Une adaptabilité des personnels valorisée aussi par Jean-Pierre Riso. « Dans les établissements, tout a été changé, se félicite le président de la Fnadepa (Fédération nationale des associations de directeurs d’établissements et personnes âgées). A la fois, les modes de fonctionnement, d’organisation, les dépassements de fonction dans le rôle des uns et des autres… Il faut vraiment souligner la formidable réactivité des équipes et des établissements. Nous avons prouvé depuis deux mois que nous sommes capables de transformer en profondeur et durablement notre modèle d’accompagnement du grand âge. »
« Ce secteur ne tient que par le dévouement des professionnels, corrobore Eric Frégona, directeur adjoint de l’AD-PA. Malgré les carences initiales en protections, les absences de certains personnels, l’inconnu de cette crise, le fait que les tests arrivent seulement aujourd’hui en Ehpad, malgré tout cela, l’épidémie est contenue autant que possible. Même si rien n’est terminé et que l’heure n’est pas encore au bilan. »

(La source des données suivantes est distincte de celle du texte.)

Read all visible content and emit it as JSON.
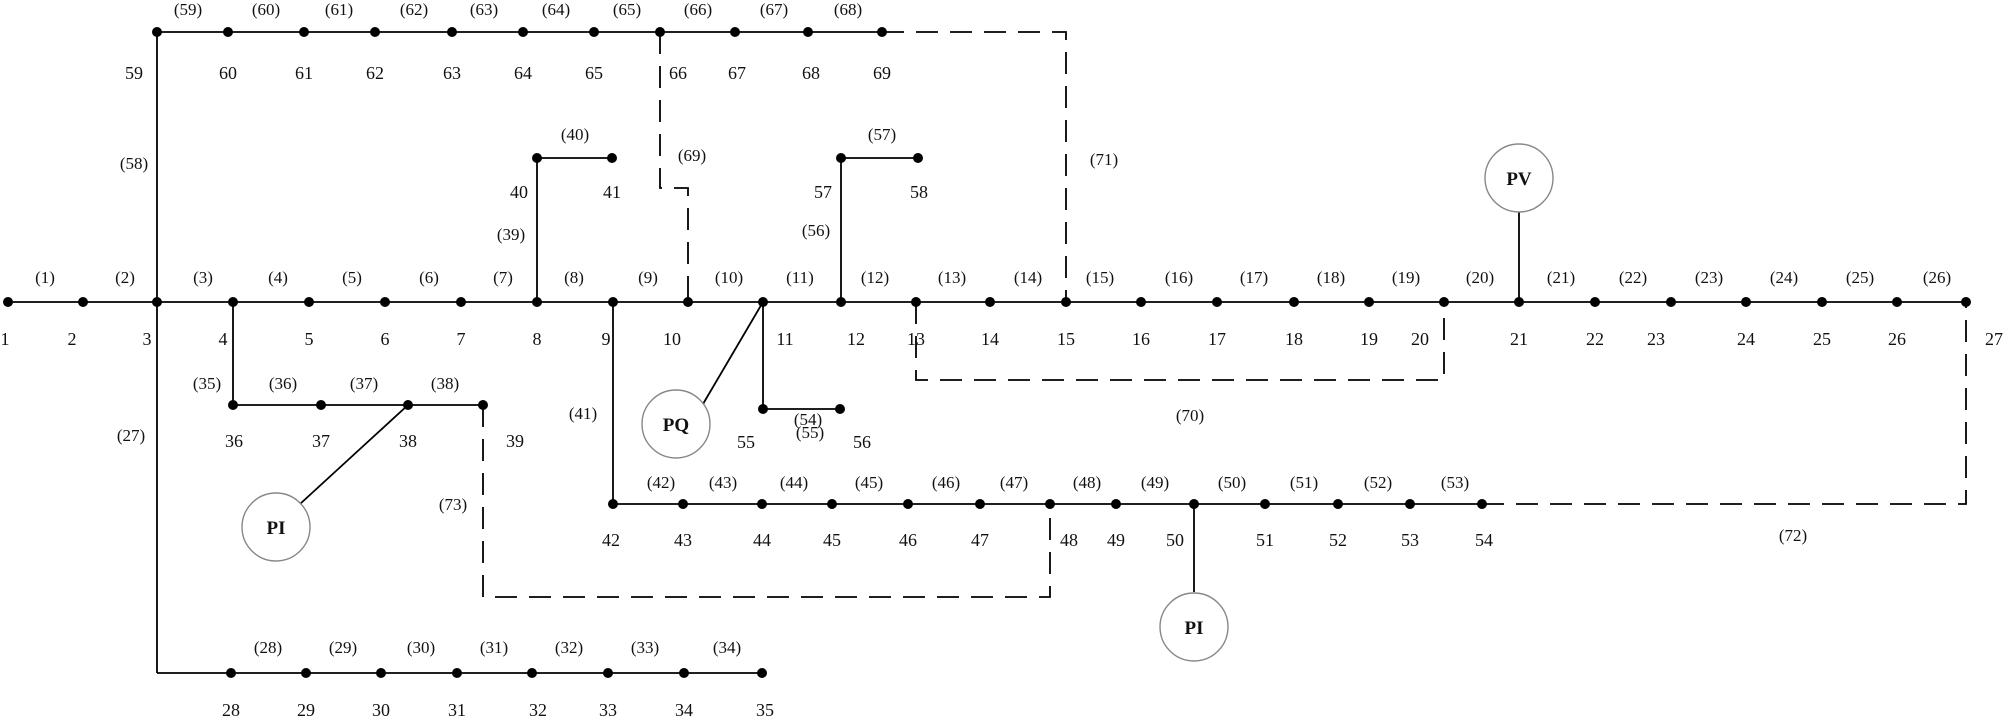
{
  "nodes": [
    "1",
    "2",
    "3",
    "4",
    "5",
    "6",
    "7",
    "8",
    "9",
    "10",
    "11",
    "12",
    "13",
    "14",
    "15",
    "16",
    "17",
    "18",
    "19",
    "20",
    "21",
    "22",
    "23",
    "24",
    "25",
    "26",
    "27",
    "28",
    "29",
    "30",
    "31",
    "32",
    "33",
    "34",
    "35",
    "36",
    "37",
    "38",
    "39",
    "40",
    "41",
    "42",
    "43",
    "44",
    "45",
    "46",
    "47",
    "48",
    "49",
    "50",
    "51",
    "52",
    "53",
    "54",
    "55",
    "56",
    "57",
    "58",
    "59",
    "60",
    "61",
    "62",
    "63",
    "64",
    "65",
    "66",
    "67",
    "68",
    "69"
  ],
  "branches": [
    "(1)",
    "(2)",
    "(3)",
    "(4)",
    "(5)",
    "(6)",
    "(7)",
    "(8)",
    "(9)",
    "(10)",
    "(11)",
    "(12)",
    "(13)",
    "(14)",
    "(15)",
    "(16)",
    "(17)",
    "(18)",
    "(19)",
    "(20)",
    "(21)",
    "(22)",
    "(23)",
    "(24)",
    "(25)",
    "(26)",
    "(27)",
    "(28)",
    "(29)",
    "(30)",
    "(31)",
    "(32)",
    "(33)",
    "(34)",
    "(35)",
    "(36)",
    "(37)",
    "(38)",
    "(39)",
    "(40)",
    "(41)",
    "(42)",
    "(43)",
    "(44)",
    "(45)",
    "(46)",
    "(47)",
    "(48)",
    "(49)",
    "(50)",
    "(51)",
    "(52)",
    "(53)",
    "(54)",
    "(55)",
    "(56)",
    "(57)",
    "(58)",
    "(59)",
    "(60)",
    "(61)",
    "(62)",
    "(63)",
    "(64)",
    "(65)",
    "(66)",
    "(67)",
    "(68)",
    "(69)",
    "(70)",
    "(71)",
    "(72)",
    "(73)"
  ],
  "generators": {
    "pv": "PV",
    "pq": "PQ",
    "pi_38": "PI",
    "pi_50": "PI"
  }
}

Au-delà de l’adaptabilité des professionnels, il faut aussi souligner la grande inventivité du secteur. Les directeurs d’établissements ont souvent devancé les directives nationales, en particulier sur la question des restrictions des visites. Une fois ce confinement établit, Jean-Pierre Riso est encore admiratif de la capacité des structures à se réinventer. « Nous n’aurions jamais osé rêver des actions d’animation mises en place depuis deux mois. Si on nous avait dit que l’on pourrait initier des personnes de plus de 85 ans à Skype, aux tablettes, à WhatsApp… on aurait rigolé. Si on avait imaginé que des filières gériatriques s’organiseraient au sein des hôpitaux, on aurait rigolé » « On arrive aujourd’hui à obtenir un niveau d’accompagnement et de protection de nos aînés dans nos établissements de très haut niveau, se réjouit encore le président de la Fnadepa. Je pense d’ailleurs qu’avec les mesures mises en place nous avons sauvé beaucoup de vie. Bien sûr qu’il y a déjà plus de 9 000 morts, et c’est terrible. Quand il y a 25 à 30 décès dans un même établissement, c’est catastrophique. Mais les mesures prises, parfois en anticipation, ont permis de ne pas avoir la catastrophe annoncée. » Et de conclure : « Je suis persuadé que nous sauvons des vies tous les jours dans nos établissements. »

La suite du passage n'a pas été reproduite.